Noah revved up the jet ski and waited for his signal. When it came, he let out the throttle and the jet ski surged forward, its hull bumping and blurting on the water. It felt as though they were speeding along a cobbled street on a motorcycle with no tyres.
They quickly caught up with the powerboat’s wake – two deep furrows of white foam. This time, Noah slewed the jet ski violently from side to side, criss-crossing from one furrow to the other, so that they were hurled up into the air and slapped back down again. His spine was jolted again and again, and as they came closer to the stern of the powerboat, the water was churning so ferociously that the jet ski almost nosedived under the surface.
Through the spray, he could see Karl Mordant gripping the rail around the sun deck, scowling and gesticulating at them, and Drillbit pointing his machine pistol at them, two-handed.

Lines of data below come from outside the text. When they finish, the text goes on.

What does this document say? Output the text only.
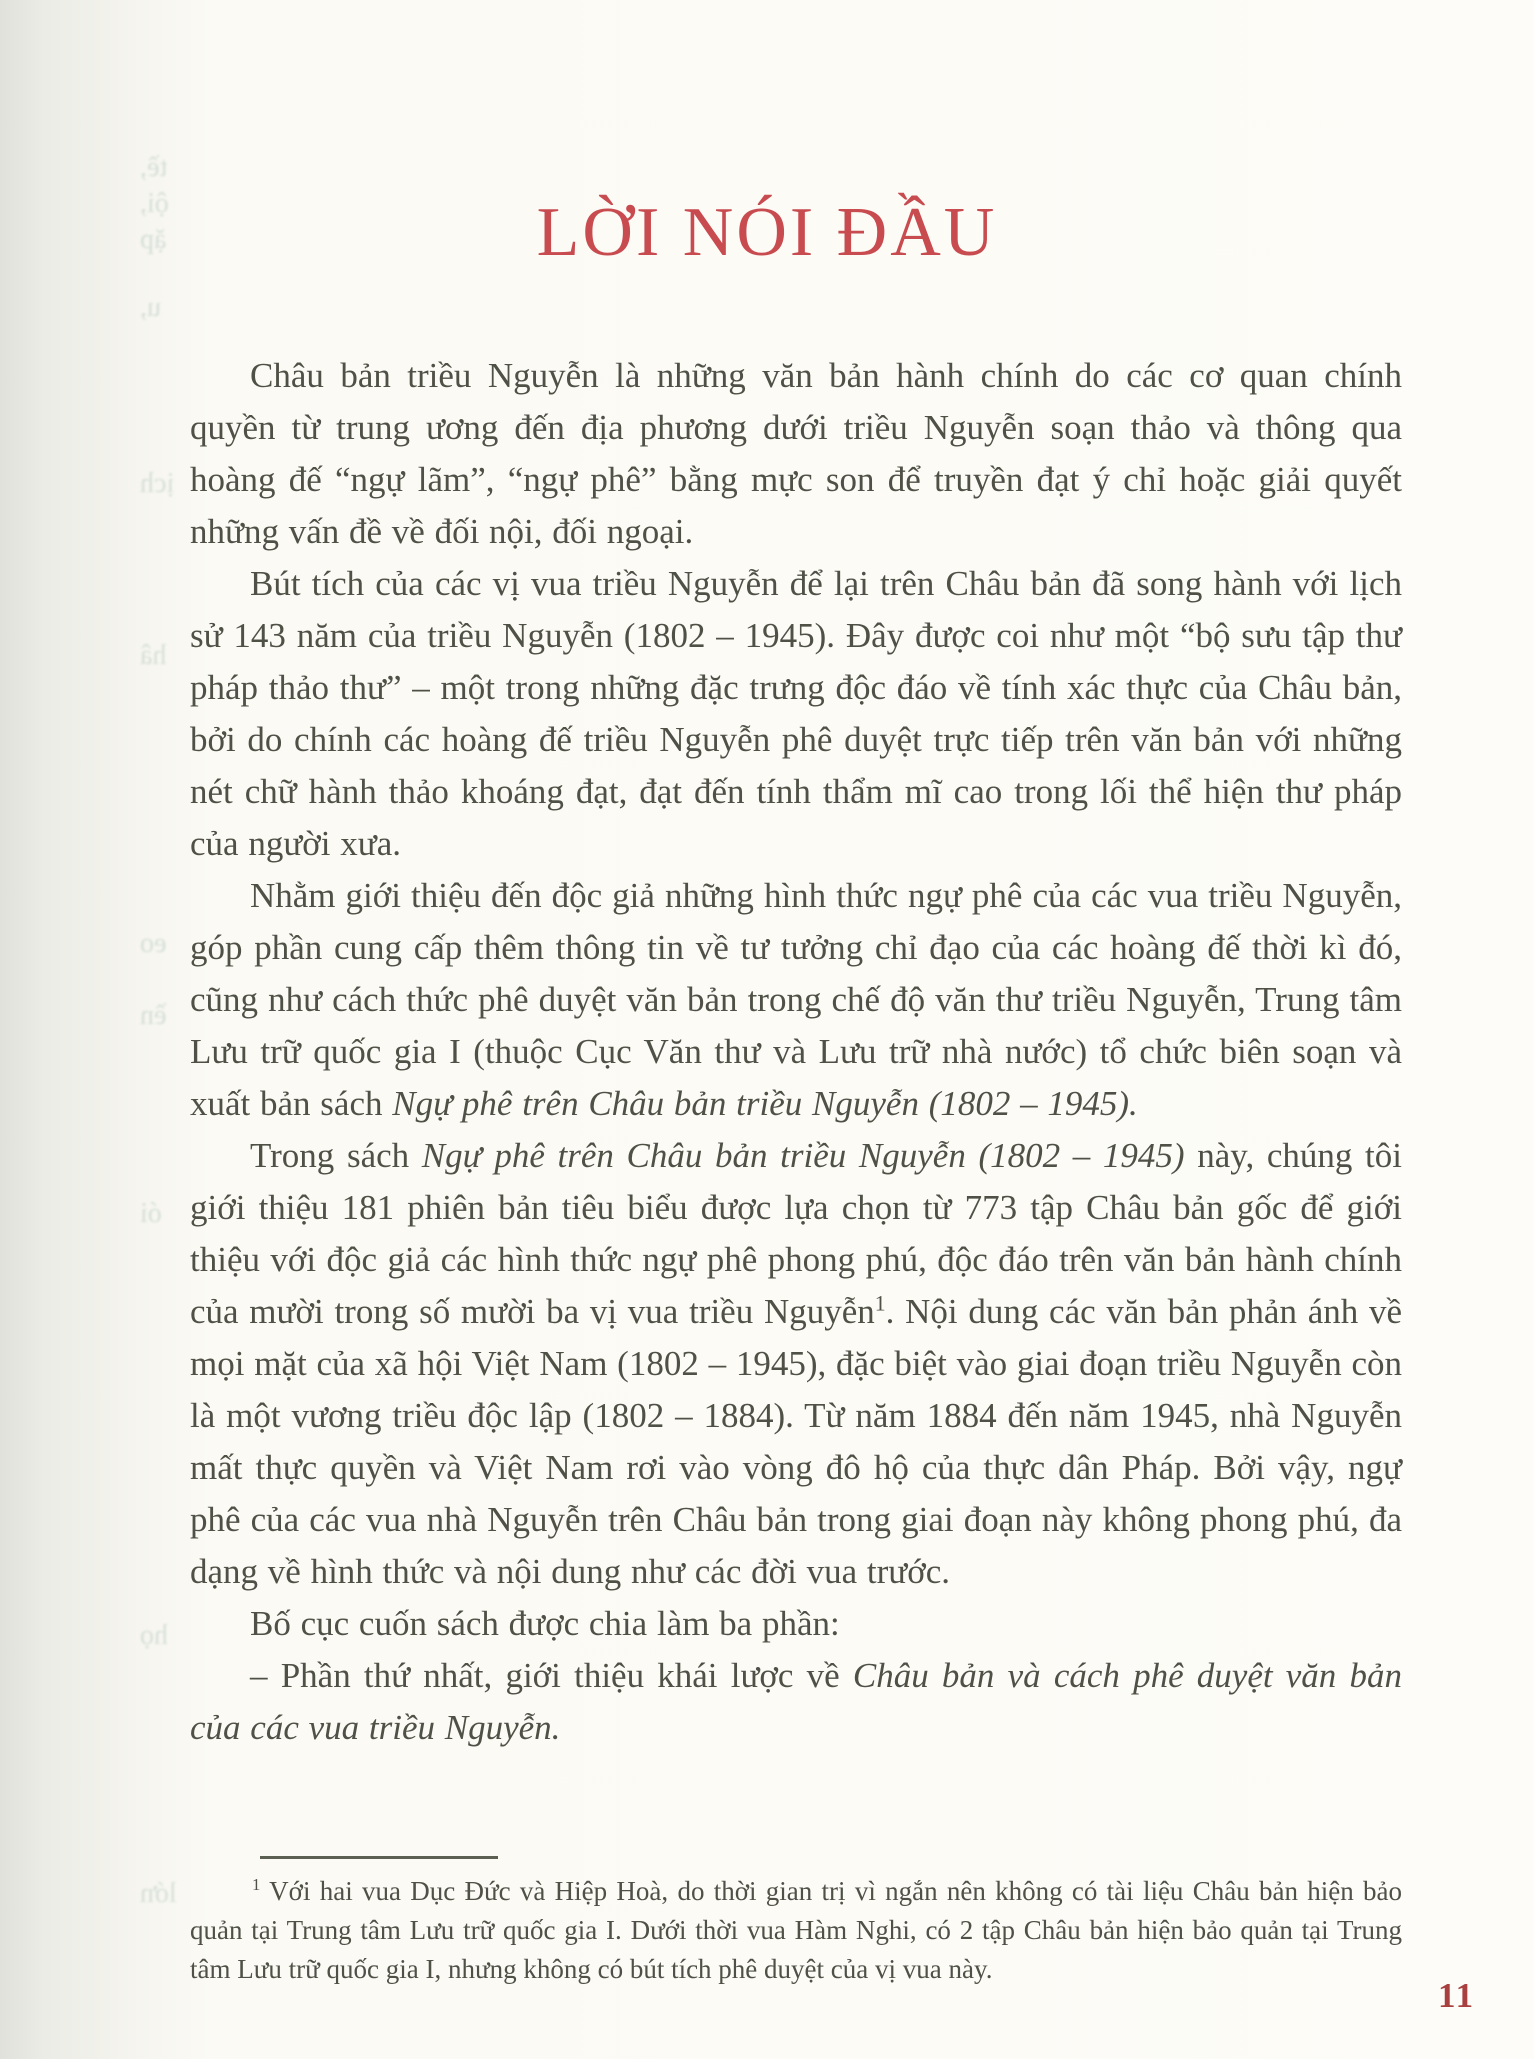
tề,
ội,
ặp
u,
ịch
hâ
eo
ền
ói
họ
lớn
LỜI NÓI ĐẦU

Châu bản triều Nguyễn là những văn bản hành chính do các cơ quan chính quyền từ trung ương đến địa phương dưới triều Nguyễn soạn thảo và thông qua hoàng đế “ngự lãm”, “ngự phê” bằng mực son để truyền đạt ý chỉ hoặc giải quyết những vấn đề về đối nội, đối ngoại.

Bút tích của các vị vua triều Nguyễn để lại trên Châu bản đã song hành với lịch sử 143 năm của triều Nguyễn (1802 – 1945). Đây được coi như một “bộ sưu tập thư pháp thảo thư” – một trong những đặc trưng độc đáo về tính xác thực của Châu bản, bởi do chính các hoàng đế triều Nguyễn phê duyệt trực tiếp trên văn bản với những nét chữ hành thảo khoáng đạt, đạt đến tính thẩm mĩ cao trong lối thể hiện thư pháp của người xưa.

Nhằm giới thiệu đến độc giả những hình thức ngự phê của các vua triều Nguyễn, góp phần cung cấp thêm thông tin về tư tưởng chỉ đạo của các hoàng đế thời kì đó, cũng như cách thức phê duyệt văn bản trong chế độ văn thư triều Nguyễn, Trung tâm Lưu trữ quốc gia I (thuộc Cục Văn thư và Lưu trữ nhà nước) tổ chức biên soạn và xuất bản sách Ngự phê trên Châu bản triều Nguyễn (1802 – 1945).

Trong sách Ngự phê trên Châu bản triều Nguyễn (1802 – 1945) này, chúng tôi giới thiệu 181 phiên bản tiêu biểu được lựa chọn từ 773 tập Châu bản gốc để giới thiệu với độc giả các hình thức ngự phê phong phú, độc đáo trên văn bản hành chính của mười trong số mười ba vị vua triều Nguyễn$^1$. Nội dung các văn bản phản ánh về mọi mặt của xã hội Việt Nam (1802 – 1945), đặc biệt vào giai đoạn triều Nguyễn còn là một vương triều độc lập (1802 – 1884). Từ năm 1884 đến năm 1945, nhà Nguyễn mất thực quyền và Việt Nam rơi vào vòng đô hộ của thực dân Pháp. Bởi vậy, ngự phê của các vua nhà Nguyễn trên Châu bản trong giai đoạn này không phong phú, đa dạng về hình thức và nội dung như các đời vua trước.

Bố cục cuốn sách được chia làm ba phần:

– Phần thứ nhất, giới thiệu khái lược về Châu bản và cách phê duyệt văn bản của các vua triều Nguyễn.

$^1$ Với hai vua Dục Đức và Hiệp Hoà, do thời gian trị vì ngắn nên không có tài liệu Châu bản hiện bảo quản tại Trung tâm Lưu trữ quốc gia I. Dưới thời vua Hàm Nghi, có 2 tập Châu bản hiện bảo quản tại Trung tâm Lưu trữ quốc gia I, nhưng không có bút tích phê duyệt của vị vua này.
11
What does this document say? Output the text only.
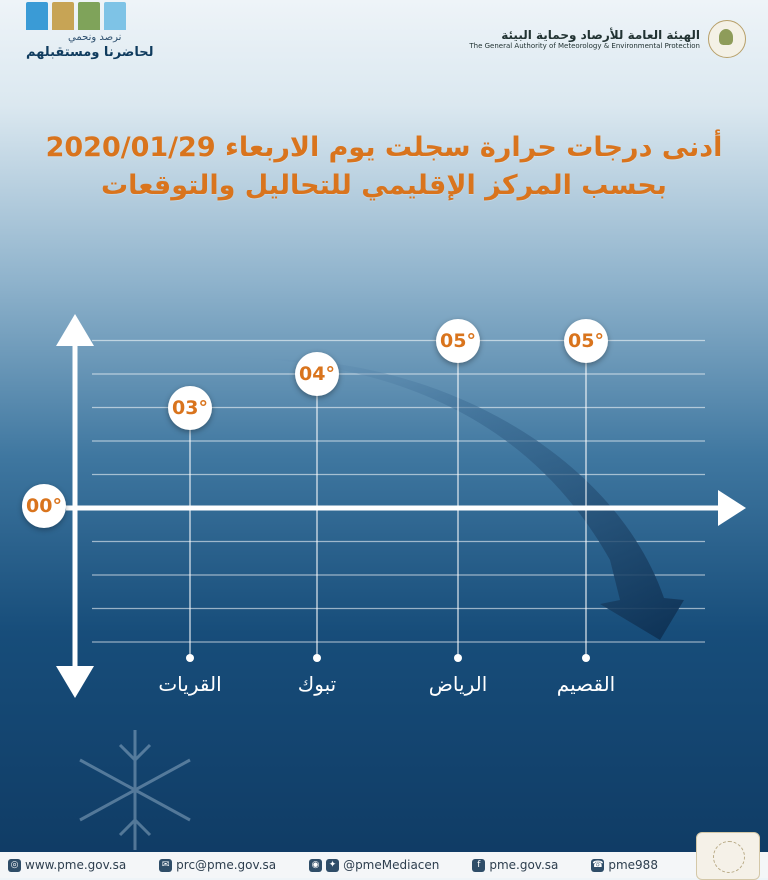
نرصد ونحمي
لحاضرنا ومستقبلهم
الهيئة العامة للأرصاد وحماية البيئة
The General Authority of Meteorology & Environmental Protection
أدنى درجات حرارة سجلت يوم الاربعاء 2020/01/29
بحسب المركز الإقليمي للتحاليل والتوقعات
00°
03°
04°
05°	05°
القريات	تبوك	الرياض	القصيم
◎ www.pme.gov.sa	✉ prc@pme.gov.sa	◉	✦ @pmeMediacen	f pme.gov.sa	☎ pme988
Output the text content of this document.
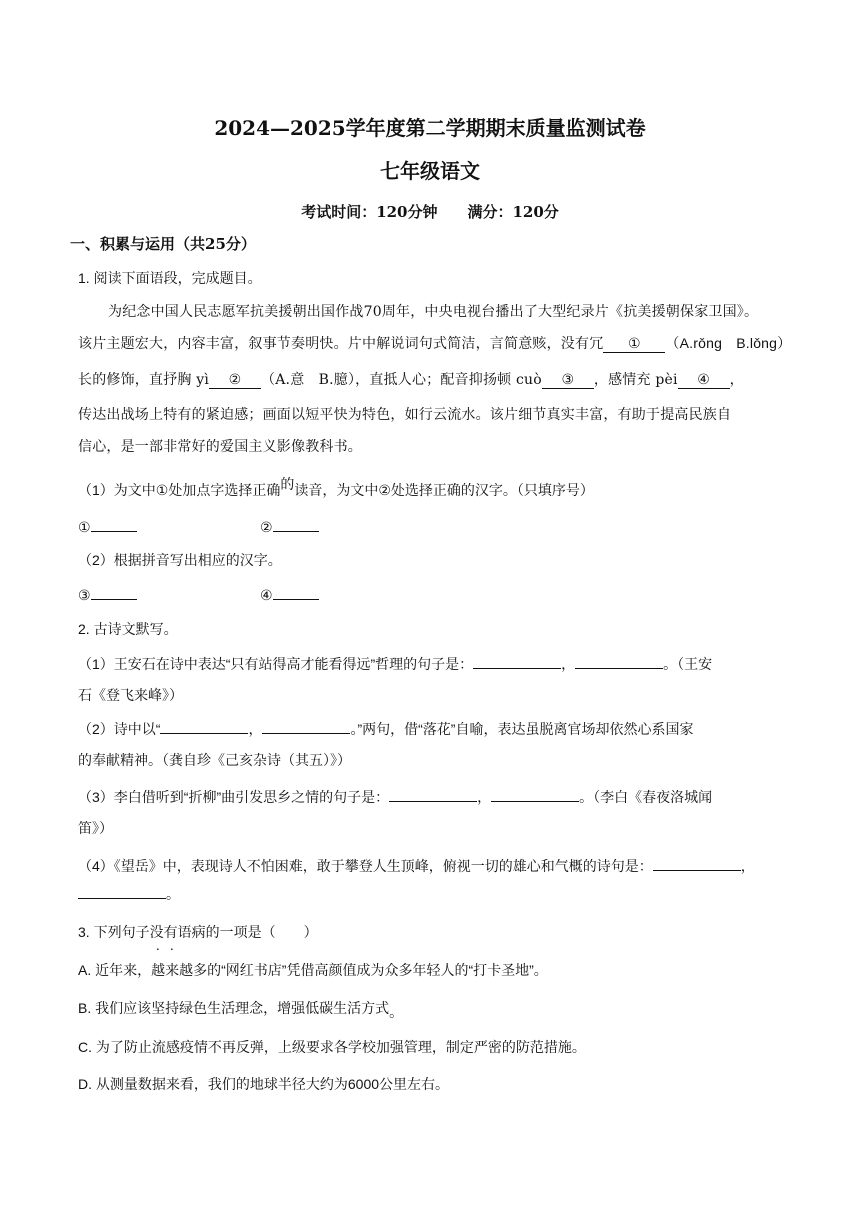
2024—2025学年度第二学期期末质量监测试卷
七年级语文
考试时间：120分钟　　满分：120分
一、积累与运用（共25分）
1. 阅读下面语段，完成题目。
为纪念中国人民志愿军抗美援朝出国作战70周年，中央电视台播出了大型纪录片《抗美援朝保家卫国》。
该片主题宏大，内容丰富，叙事节奏明快。片中解说词句式简洁，言简意赅，没有冗 ① （A.rǒng　B.lǒng）
长的修饰，直抒胸 yì ② （A.意　B.臆），直抵人心；配音抑扬顿 cuò ③ ，感情充 pèi ④ ，
传达出战场上特有的紧迫感；画面以短平快为特色，如行云流水。该片细节真实丰富，有助于提高民族自
信心，是一部非常好的爱国主义影像教科书。
（1）为文中①处加点字选择正确的读音，为文中②处选择正确的汉字。（只填序号）
①	②
（2）根据拼音写出相应的汉字。
③	④
2. 古诗文默写。
（1）王安石在诗中表达“只有站得高才能看得远”哲理的句子是：	，	。（王安
石《登飞来峰》）
（2）诗中以“	，	。”两句，借“落花”自喻，表达虽脱离官场却依然心系国家
的奉献精神。（龚自珍《己亥杂诗（其五）》）
（3）李白借听到“折柳”曲引发思乡之情的句子是：	，	。（李白《春夜洛城闻
笛》）
（4）《望岳》中，表现诗人不怕困难，敢于攀登人生顶峰，俯视一切的雄心和气概的诗句是：	，
。
3. 下列句子没有语病的一项是（　　）
A. 近年来，越来越多的“网红书店”凭借高颜值成为众多年轻人的“打卡圣地”。
B. 我们应该坚持绿色生活理念，增强低碳生活方式。
C. 为了防止流感疫情不再反弹，上级要求各学校加强管理，制定严密的防范措施。
D. 从测量数据来看，我们的地球半径大约为6000公里左右。
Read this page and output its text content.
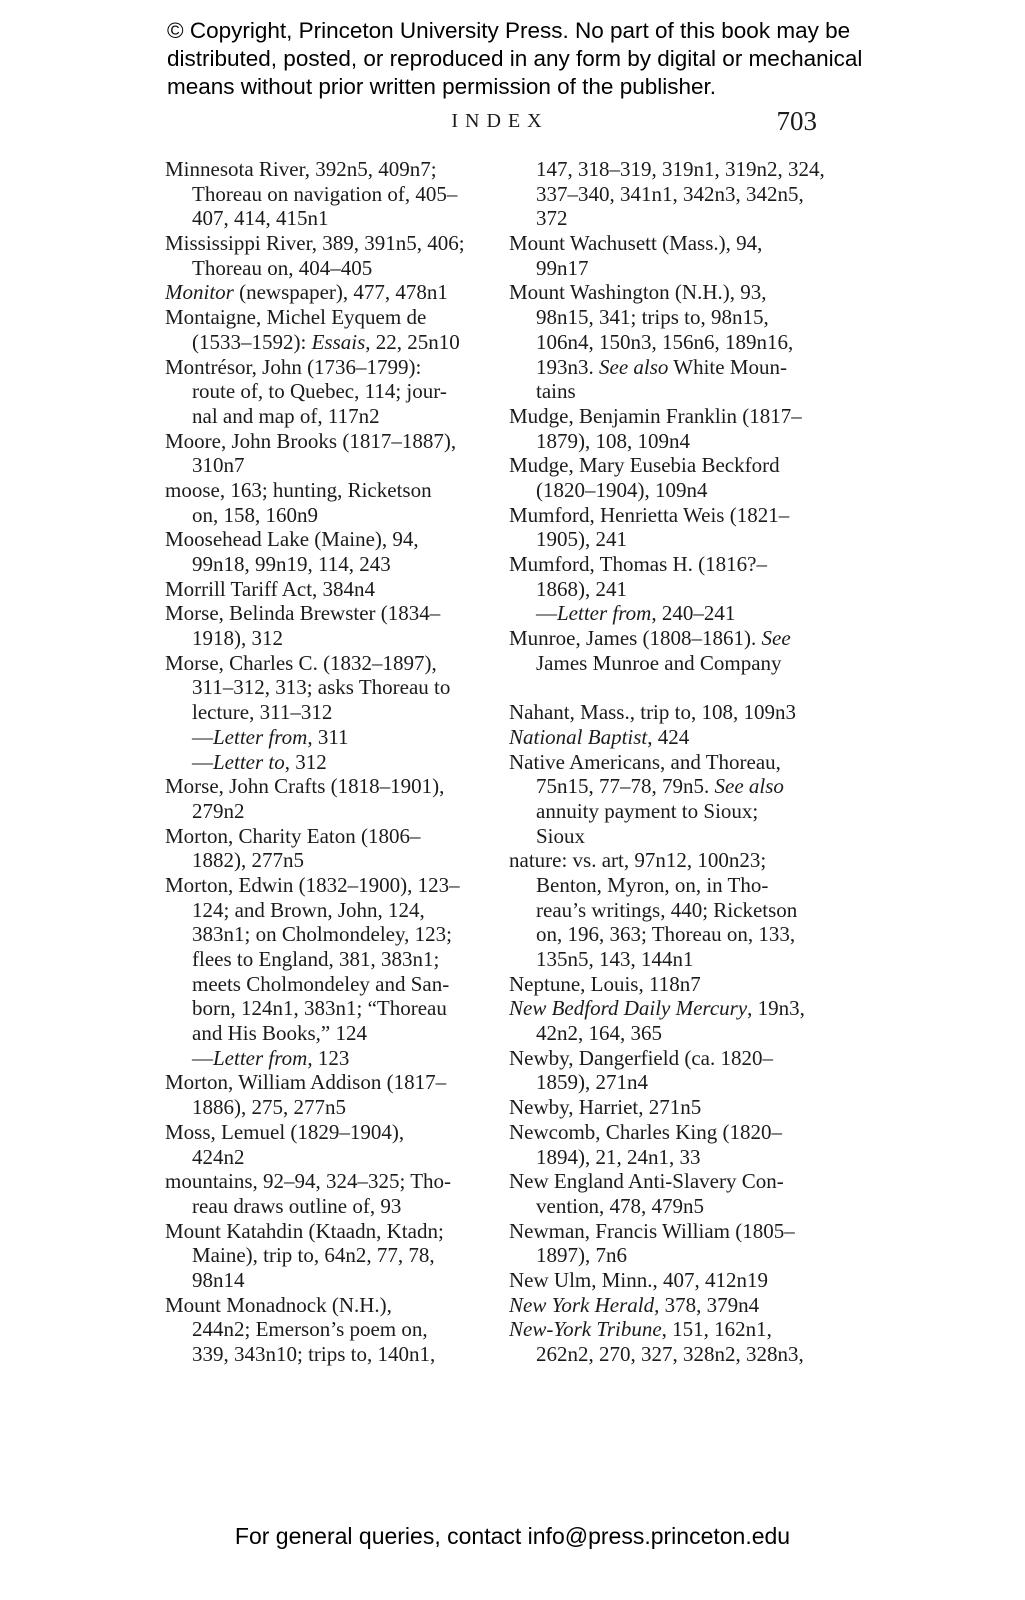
© Copyright, Princeton University Press. No part of this book may be
distributed, posted, or reproduced in any form by digital or mechanical
means without prior written permission of the publisher.
INDEX	703
Minnesota River, 392n5, 409n7;
Thoreau on navigation of, 405–
407, 414, 415n1
Mississippi River, 389, 391n5, 406;
Thoreau on, 404–405
Monitor (newspaper), 477, 478n1
Montaigne, Michel Eyquem de
(1533–1592): Essais, 22, 25n10
Montrésor, John (1736–1799):
route of, to Quebec, 114; jour-
nal and map of, 117n2
Moore, John Brooks (1817–1887),
310n7
moose, 163; hunting, Ricketson
on, 158, 160n9
Moosehead Lake (Maine), 94,
99n18, 99n19, 114, 243
Morrill Tariff Act, 384n4
Morse, Belinda Brewster (1834–
1918), 312
Morse, Charles C. (1832–1897),
311–312, 313; asks Thoreau to
lecture, 311–312
—Letter from, 311
—Letter to, 312
Morse, John Crafts (1818–1901),
279n2
Morton, Charity Eaton (1806–
1882), 277n5
Morton, Edwin (1832–1900), 123–
124; and Brown, John, 124,
383n1; on Cholmondeley, 123;
flees to England, 381, 383n1;
meets Cholmondeley and San-
born, 124n1, 383n1; “Thoreau
and His Books,” 124
—Letter from, 123
Morton, William Addison (1817–
1886), 275, 277n5
Moss, Lemuel (1829–1904),
424n2
mountains, 92–94, 324–325; Tho-
reau draws outline of, 93
Mount Katahdin (Ktaadn, Ktadn;
Maine), trip to, 64n2, 77, 78,
98n14
Mount Monadnock (N.H.),
244n2; Emerson’s poem on,
339, 343n10; trips to, 140n1,
147, 318–319, 319n1, 319n2, 324,
337–340, 341n1, 342n3, 342n5,
372
Mount Wachusett (Mass.), 94,
99n17
Mount Washington (N.H.), 93,
98n15, 341; trips to, 98n15,
106n4, 150n3, 156n6, 189n16,
193n3. See also White Moun-
tains
Mudge, Benjamin Franklin (1817–
1879), 108, 109n4
Mudge, Mary Eusebia Beckford
(1820–1904), 109n4
Mumford, Henrietta Weis (1821–
1905), 241
Mumford, Thomas H. (1816?–
1868), 241
—Letter from, 240–241
Munroe, James (1808–1861). See
James Munroe and Company

Nahant, Mass., trip to, 108, 109n3
National Baptist, 424
Native Americans, and Thoreau,
75n15, 77–78, 79n5. See also
annuity payment to Sioux;
Sioux
nature: vs. art, 97n12, 100n23;
Benton, Myron, on, in Tho-
reau’s writings, 440; Ricketson
on, 196, 363; Thoreau on, 133,
135n5, 143, 144n1
Neptune, Louis, 118n7
New Bedford Daily Mercury, 19n3,
42n2, 164, 365
Newby, Dangerfield (ca. 1820–
1859), 271n4
Newby, Harriet, 271n5
Newcomb, Charles King (1820–
1894), 21, 24n1, 33
New England Anti-Slavery Con-
vention, 478, 479n5
Newman, Francis William (1805–
1897), 7n6
New Ulm, Minn., 407, 412n19
New York Herald, 378, 379n4
New-York Tribune, 151, 162n1,
262n2, 270, 327, 328n2, 328n3,
For general queries, contact info@press.princeton.edu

A cameraman with a hand-held Arriflex was dodging between them.
The jet ski and the powerboat were making too much noise for Noah to be able to hear the gunfire, but he could see snatches of smoke being carried away by the wind. He ducked his head from side to side as if he were trying to avoid bullets.
Drillbit had to reload, and this was Noah’s signal to push the jet ski right up to the powerboat’s stern. He twisted the throttle as far as it would go, and the jet ski surged forward, its nose rearing up like Jaws.
Silja climbed to her feet, holding on to Noah’s shoulders until she found her balance. He could feel her knees against his back, and he could see by her shadow that she was spreading her arms wide, so he gunned the jet ski again. It collided with the powerboat just as Silja sprang up on to his shoulders and performed a forward somersault in mid-air.
She landed exactly where she was supposed to land, in the middle of the sun deck, but Noah had given her far too much momentum. She helter-skeltered across the powerboat, colliding with the cameraman. Both of them rolled over the portside railing and splashed into the sea.

Cut!
’ screamed Richard Bullman, right in Noah’s ear. ‘Cut-cut-cut-bloody-cut! What the bloody hell was that all about?’